Business Sydney Executive Director Paul Nicolaou said the NSW capital had been among the first beneficiaries of the cruise revival.

“The combined boost from big events such as WorldPride 2023 and the return of cruise ships to Sydney has been a major factor in restoring the city’s mojo as it continues to roar back from the pandemic,” Mr Nicolaou said.

“Business Sydney was one of the first organisations to advocate for the ending of the cruise ban because we were aware that the industry had the necessary protocols in place to resume operations safely. The return of cruise ships has helped restore a sense of excitement, attracted local people back to the city and added to the tourism economy with visits from thousands of international cruise passengers.”

Tourism Accommodation Australia and Accommodation Association Chief Executive Officer Michael Johnson said the return of cruise tourism had provided a major boost for hotels across the country.

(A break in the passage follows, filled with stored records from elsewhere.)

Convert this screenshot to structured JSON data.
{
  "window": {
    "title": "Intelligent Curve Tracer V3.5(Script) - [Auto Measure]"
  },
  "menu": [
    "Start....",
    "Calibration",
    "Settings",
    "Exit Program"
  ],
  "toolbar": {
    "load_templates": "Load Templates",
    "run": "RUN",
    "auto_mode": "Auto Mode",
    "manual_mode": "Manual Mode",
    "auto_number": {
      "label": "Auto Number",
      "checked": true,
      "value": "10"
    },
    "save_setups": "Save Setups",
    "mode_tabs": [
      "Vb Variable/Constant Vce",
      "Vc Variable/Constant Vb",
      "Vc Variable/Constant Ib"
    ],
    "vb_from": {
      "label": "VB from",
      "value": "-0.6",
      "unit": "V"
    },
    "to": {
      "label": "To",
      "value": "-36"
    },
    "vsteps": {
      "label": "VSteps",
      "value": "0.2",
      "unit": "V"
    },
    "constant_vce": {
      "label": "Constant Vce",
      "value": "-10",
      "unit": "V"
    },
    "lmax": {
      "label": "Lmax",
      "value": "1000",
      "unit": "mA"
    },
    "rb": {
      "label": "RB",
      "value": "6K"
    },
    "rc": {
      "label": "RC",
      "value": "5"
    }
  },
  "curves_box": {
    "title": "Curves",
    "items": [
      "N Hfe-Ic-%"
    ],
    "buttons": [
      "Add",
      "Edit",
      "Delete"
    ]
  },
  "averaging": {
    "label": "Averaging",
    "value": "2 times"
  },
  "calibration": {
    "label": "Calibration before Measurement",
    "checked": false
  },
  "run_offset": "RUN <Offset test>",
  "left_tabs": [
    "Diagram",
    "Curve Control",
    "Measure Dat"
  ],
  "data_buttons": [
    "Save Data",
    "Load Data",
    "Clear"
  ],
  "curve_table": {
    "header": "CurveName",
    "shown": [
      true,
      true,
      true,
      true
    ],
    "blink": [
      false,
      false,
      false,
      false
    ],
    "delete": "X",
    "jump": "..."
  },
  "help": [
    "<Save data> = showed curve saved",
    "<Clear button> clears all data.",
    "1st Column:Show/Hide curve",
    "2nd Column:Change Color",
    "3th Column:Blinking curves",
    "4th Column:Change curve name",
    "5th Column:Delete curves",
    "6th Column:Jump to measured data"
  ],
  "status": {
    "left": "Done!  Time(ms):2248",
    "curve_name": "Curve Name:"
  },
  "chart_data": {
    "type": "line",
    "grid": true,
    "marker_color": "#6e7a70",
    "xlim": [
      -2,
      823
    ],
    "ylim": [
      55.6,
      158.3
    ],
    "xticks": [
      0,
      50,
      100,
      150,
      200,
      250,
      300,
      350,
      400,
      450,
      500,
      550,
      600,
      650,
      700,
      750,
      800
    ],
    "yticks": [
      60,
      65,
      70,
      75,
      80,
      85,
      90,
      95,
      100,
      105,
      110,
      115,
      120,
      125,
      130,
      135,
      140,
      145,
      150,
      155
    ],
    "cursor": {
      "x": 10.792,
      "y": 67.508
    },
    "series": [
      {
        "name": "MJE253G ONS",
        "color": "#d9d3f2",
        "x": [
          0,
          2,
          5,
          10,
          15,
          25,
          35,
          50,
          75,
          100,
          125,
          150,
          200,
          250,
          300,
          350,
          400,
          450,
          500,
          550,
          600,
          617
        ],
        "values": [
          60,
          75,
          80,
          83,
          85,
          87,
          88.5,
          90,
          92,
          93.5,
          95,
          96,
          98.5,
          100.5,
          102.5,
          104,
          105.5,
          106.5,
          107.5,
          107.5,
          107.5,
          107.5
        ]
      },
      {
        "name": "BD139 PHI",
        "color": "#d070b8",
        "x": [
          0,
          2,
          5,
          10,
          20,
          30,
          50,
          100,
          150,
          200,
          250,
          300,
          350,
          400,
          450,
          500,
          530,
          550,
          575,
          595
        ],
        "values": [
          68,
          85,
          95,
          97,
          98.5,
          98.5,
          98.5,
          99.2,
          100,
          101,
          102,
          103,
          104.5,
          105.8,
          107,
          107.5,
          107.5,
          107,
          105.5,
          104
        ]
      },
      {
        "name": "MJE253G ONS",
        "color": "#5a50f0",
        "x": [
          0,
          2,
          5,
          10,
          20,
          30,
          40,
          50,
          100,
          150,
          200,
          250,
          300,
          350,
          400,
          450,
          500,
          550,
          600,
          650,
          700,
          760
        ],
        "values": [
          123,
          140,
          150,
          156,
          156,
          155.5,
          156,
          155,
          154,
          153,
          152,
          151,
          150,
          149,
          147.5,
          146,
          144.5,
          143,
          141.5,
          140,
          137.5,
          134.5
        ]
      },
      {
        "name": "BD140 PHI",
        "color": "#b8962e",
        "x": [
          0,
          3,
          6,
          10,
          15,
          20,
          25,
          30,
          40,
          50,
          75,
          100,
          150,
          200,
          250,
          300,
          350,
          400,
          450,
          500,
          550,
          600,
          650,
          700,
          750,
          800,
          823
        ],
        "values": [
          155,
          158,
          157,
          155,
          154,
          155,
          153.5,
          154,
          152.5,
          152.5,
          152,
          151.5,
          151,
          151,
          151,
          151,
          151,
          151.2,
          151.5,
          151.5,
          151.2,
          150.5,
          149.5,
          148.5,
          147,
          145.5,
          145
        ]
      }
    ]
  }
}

“To witness the many guests arriving at hotels in Sydney this summer as the cruise ships dock in Circular Quay and White Bay is a wonderful sight to see for our industry,” Mr Johnson said.

“The cruise tourism industry plays a major part in the occupancy and food and beverage spend in city and regional hotels around the country, which had sadly been missing since Covid. It’s very encouraging to see it returning so quickly to pre-pandemic levels and supporting the accommodation sector’s recovery.”

Australia has traditionally been one of the world’s most passionate cruise markets. In 2019 more than 1.2 million Australians took an ocean cruise, representing 4.8% per cent of the population or almost one in 20 Australians.